The computer science behind EMC’s cloud storage

by Robin Harris on Wednesday, 12 November, 2008

EMC has announced Hulk/Maui, now known as Atmos. I’m flying to Boston today and don’t have access to EMC’s announcement documents.

But I have something better: the papers that provide the theoretical underpinning for Atmos. They provide an in-depth background that isn’t often available for new products.

These papers have too many interesting details to summarize them all. Here are some points that strike my fancy. YMMV.

If you want to understand Atmos these papers are essential. Details of EMC’s implementation will differ of course, but the underlying architectural trade-offs and management issues remain.

A 10 trillion file store
In 2000 a UC Berkeley paper OceanStore: An Architecture for Global-Scale Persistent Storage, authored by John Kubiatowicz, David Bindel, Yan Chen, Steven Czerwinski, Patrick Eaton, Dennis Geels, Ramakrishna Gummadi, Sean Rhea, Hakim Weatherspoon, Westley Weimer, Chris Wells, and Ben Zhao, laid out the architecture of what is now Atmos. EMC provided funding for the research and Patrick Eaton went to work for EMC a couple of years ago.

The abstract says:

OceanStore is a utility infrastructure designed to span the globe and provide continuous access to persistent information. Since this infrastructure is comprised of untrusted servers, data is protected through redundancy and cryptographic techniques. To improve performance, data is allowed to be cached anywhere, anytime. Additionally, monitoring of usage patterns allows adaptation to regional outages and denial of service attacks; monitoring also enhances performance through proactive movement of data.
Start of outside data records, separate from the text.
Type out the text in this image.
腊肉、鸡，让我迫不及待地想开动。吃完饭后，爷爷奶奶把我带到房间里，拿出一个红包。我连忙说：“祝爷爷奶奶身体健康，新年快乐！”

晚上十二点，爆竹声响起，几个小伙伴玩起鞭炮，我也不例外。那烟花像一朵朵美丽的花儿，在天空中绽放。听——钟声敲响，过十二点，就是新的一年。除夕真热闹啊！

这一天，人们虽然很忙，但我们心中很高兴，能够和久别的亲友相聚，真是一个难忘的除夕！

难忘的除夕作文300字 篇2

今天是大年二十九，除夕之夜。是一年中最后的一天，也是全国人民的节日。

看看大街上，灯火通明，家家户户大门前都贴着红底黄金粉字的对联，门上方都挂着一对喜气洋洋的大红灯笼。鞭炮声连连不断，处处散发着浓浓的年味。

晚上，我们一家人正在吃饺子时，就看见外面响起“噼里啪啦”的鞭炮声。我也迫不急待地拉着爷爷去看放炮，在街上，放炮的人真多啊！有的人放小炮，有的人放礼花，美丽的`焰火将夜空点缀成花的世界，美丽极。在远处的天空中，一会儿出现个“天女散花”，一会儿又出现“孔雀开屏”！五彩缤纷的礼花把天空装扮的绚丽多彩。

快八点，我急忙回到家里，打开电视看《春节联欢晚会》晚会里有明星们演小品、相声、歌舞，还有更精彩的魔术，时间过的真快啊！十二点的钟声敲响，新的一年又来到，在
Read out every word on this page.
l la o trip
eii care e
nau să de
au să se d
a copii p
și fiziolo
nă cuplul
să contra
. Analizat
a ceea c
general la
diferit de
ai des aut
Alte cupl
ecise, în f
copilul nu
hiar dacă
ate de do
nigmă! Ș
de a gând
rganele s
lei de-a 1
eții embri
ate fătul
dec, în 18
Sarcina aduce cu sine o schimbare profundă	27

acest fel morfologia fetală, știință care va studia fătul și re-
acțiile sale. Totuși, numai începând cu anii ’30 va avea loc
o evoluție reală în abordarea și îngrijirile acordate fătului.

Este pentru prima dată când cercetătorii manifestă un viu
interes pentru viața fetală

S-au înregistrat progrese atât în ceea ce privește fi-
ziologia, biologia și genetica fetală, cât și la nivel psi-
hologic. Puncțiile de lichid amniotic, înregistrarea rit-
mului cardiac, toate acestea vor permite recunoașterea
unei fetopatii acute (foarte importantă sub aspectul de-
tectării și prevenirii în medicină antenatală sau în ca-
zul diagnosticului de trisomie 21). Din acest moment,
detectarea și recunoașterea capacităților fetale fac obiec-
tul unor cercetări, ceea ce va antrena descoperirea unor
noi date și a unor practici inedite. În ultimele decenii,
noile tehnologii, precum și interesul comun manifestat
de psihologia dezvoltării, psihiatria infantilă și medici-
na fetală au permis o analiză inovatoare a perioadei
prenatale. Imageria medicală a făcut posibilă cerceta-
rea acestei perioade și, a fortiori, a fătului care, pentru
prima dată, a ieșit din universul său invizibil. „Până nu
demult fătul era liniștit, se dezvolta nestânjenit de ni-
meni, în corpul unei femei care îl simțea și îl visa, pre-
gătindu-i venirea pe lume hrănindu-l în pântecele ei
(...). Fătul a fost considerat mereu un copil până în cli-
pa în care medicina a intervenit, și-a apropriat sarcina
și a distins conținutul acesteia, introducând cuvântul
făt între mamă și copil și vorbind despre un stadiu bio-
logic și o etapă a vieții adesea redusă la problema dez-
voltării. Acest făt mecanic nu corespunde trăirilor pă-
The design center: 1 billion users; each storing 10,000 files. 10 trillion files. Utility storage indeed!

A cluster of clusters
OceanStore is a software layer that creates a global storage cluster. While the paper simply refers to servers, the servers can be clusters as well.

EMC’s engineers chose to use a 3rd party cluster product – IBRIX I think – for the local data stores so they could focus on the layer that glues the sites together. Each local store can itself be a petabyte or more.

Update: several commenters assure us that IBRIX is not the local cluster file system. EMC is using some open source software in Atmos. End update.

Untrusted infrastructure
A key goal of the paper and its prototype was to assume untrusted infrastructure – a phrase that fairly sums up today’s Internet. Only clients are trusted with cleartext – all stored content is encrypted – but most servers are assumed to be working correctly and to help maintain file consistency.

Nomadic data
A global storage system has a unique requirement for locality. But it also needs to be able to store data anywhere, anytime to maintain persistence in the face of outages and catastrophes. Thus data has to be separated from its physical location.

Files are encrypted at the source and stored as persistent objects with unique Global User ID’s (GUID). OceanStore has no knowledge of a file’s objects, so it relies on introspection, a mechanism that notes correlations among objects.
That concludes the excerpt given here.